Yes they are creepy, and as I child I had two run-ins with them, but I’ll spare you the details. Bats are having problems too. My neighbor has a bat house in her yard for years, it looks interesting but I never really considered using one myself. Now I’ve rethought the problem, maybe we can help them a little at Mount Pleasant.
|Here is the Bat House, just purchased, before installation. 12" x 18" x 5".|
When shopping at the local garden center there was one for sale under $50. So I proposed the purchase and installation to Logan Martin who coordinates with me and the Master Gardener program. He said “yes,” and today the bat house was installed! I have accomplished another step in my goal to help pollinators.
So what’s the big deal? Bat houses should be placed on buildings or poles a minimum of 15 feet above the ground. How would I get a tall enough ladder over there, to nail one up? This is where Logan helped. He arranged for me to meet with Bob at the Dept. of Public Works; we decided where it would go; and he arranged for a truck with a cherry picker and an able person to hang it for us.
Ideally, a bat house should face the Southeast, it needs to be up high, and have plenty of open space for the bats to approach the box. They need to be in a sunny spot where the temperatures inside reach 80-100 degrees!
|The rear of the salt shed has an eastern face, the house will be installed on the SE corner|
This morning, May 28, I met Peter Shilling behind the Mount Pleasant salt shed, we discussed a few things before he climbed into the cherry picker. Then up he went with some tools and the house, it was secured into place with long wood screws so that high winds would not knock it down, the sun can warm up the box, and now it’s ready for occupancy.
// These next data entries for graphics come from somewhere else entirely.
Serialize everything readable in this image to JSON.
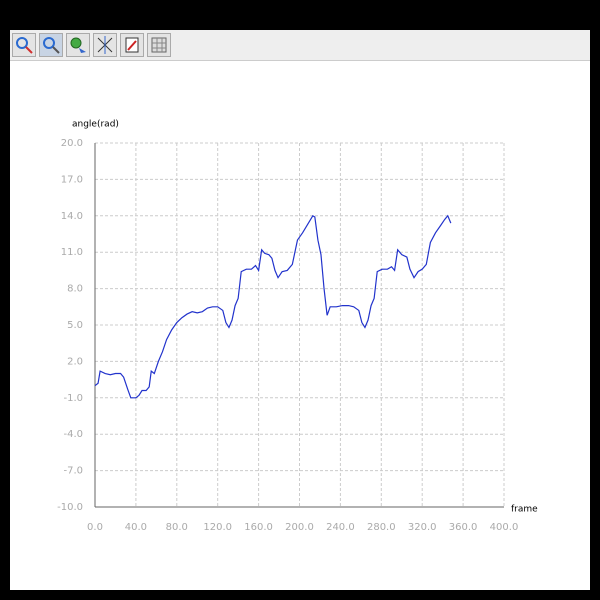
{
  "chart_data": {
    "type": "line",
    "xlabel": "frame",
    "ylabel": "angle(rad)",
    "color": "#2233cc",
    "grid": true,
    "xlim": [
      0,
      400
    ],
    "ylim": [
      -10,
      20
    ],
    "xticks": [
      {
        "value": 0,
        "label": "0.0"
      },
      {
        "value": 40,
        "label": "40.0"
      },
      {
        "value": 80,
        "label": "80.0"
      },
      {
        "value": 120,
        "label": "120.0"
      },
      {
        "value": 160,
        "label": "160.0"
      },
      {
        "value": 200,
        "label": "200.0"
      },
      {
        "value": 240,
        "label": "240.0"
      },
      {
        "value": 280,
        "label": "280.0"
      },
      {
        "value": 320,
        "label": "320.0"
      },
      {
        "value": 360,
        "label": "360.0"
      },
      {
        "value": 400,
        "label": "400.0"
      }
    ],
    "yticks": [
      {
        "value": -10,
        "label": "-10.0"
      },
      {
        "value": -7,
        "label": "-7.0"
      },
      {
        "value": -4,
        "label": "-4.0"
      },
      {
        "value": -1,
        "label": "-1.0"
      },
      {
        "value": 2,
        "label": "2.0"
      },
      {
        "value": 5,
        "label": "5.0"
      },
      {
        "value": 8,
        "label": "8.0"
      },
      {
        "value": 11,
        "label": "11.0"
      },
      {
        "value": 14,
        "label": "14.0"
      },
      {
        "value": 17,
        "label": "17.0"
      },
      {
        "value": 20,
        "label": "20.0"
      }
    ],
    "x": [
      0,
      3,
      5,
      10,
      15,
      20,
      25,
      28,
      32,
      35,
      40,
      43,
      46,
      50,
      53,
      55,
      58,
      62,
      66,
      70,
      75,
      80,
      85,
      90,
      95,
      100,
      105,
      110,
      115,
      120,
      125,
      128,
      131,
      134,
      137,
      140,
      143,
      148,
      153,
      157,
      160,
      163,
      166,
      170,
      173,
      176,
      179,
      183,
      188,
      193,
      198,
      203,
      208,
      213,
      215,
      218,
      221,
      224,
      227,
      230,
      236,
      242,
      248,
      253,
      258,
      261,
      264,
      267,
      270,
      273,
      276,
      281,
      286,
      290,
      293,
      296,
      300,
      305,
      308,
      312,
      316,
      320,
      324,
      328,
      333,
      338,
      342,
      345,
      348
    ],
    "values": [
      0.0,
      0.2,
      1.2,
      1.0,
      0.9,
      1.0,
      1.0,
      0.7,
      -0.3,
      -1.0,
      -1.0,
      -0.8,
      -0.4,
      -0.4,
      -0.1,
      1.2,
      1.0,
      2.0,
      2.8,
      3.8,
      4.6,
      5.2,
      5.6,
      5.9,
      6.1,
      6.0,
      6.1,
      6.4,
      6.5,
      6.5,
      6.2,
      5.2,
      4.8,
      5.4,
      6.6,
      7.2,
      9.4,
      9.6,
      9.6,
      9.9,
      9.5,
      11.2,
      10.9,
      10.8,
      10.5,
      9.5,
      8.9,
      9.4,
      9.5,
      10.0,
      12.0,
      12.6,
      13.3,
      14.0,
      13.9,
      12.0,
      10.8,
      8.0,
      5.8,
      6.5,
      6.5,
      6.6,
      6.6,
      6.5,
      6.2,
      5.2,
      4.8,
      5.4,
      6.6,
      7.2,
      9.4,
      9.6,
      9.6,
      9.8,
      9.5,
      11.2,
      10.8,
      10.6,
      9.6,
      8.9,
      9.4,
      9.6,
      10.0,
      11.8,
      12.6,
      13.2,
      13.7,
      14.0,
      13.4
    ]
  }
}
|Peter Shilling installing the bat house, slightly above 15 feet from ground level|
|Thank you Peter, for helping to install the box. The open bottom and side ventilation holes can be seen.|
To me, the location seems perfect. The box is placed up high enough, in a spot near water, the little retention pond should offer a lovely view as well as plenty of bugs. It is on the back side of the municipal salt shed, so it is away from where most people would be walking to and from the village buildings. Will some nice bat family find our cozy hotel and move in? From my research, I find it is possible that it could take a year or two until that happens. For now we wait. The red carpet is out.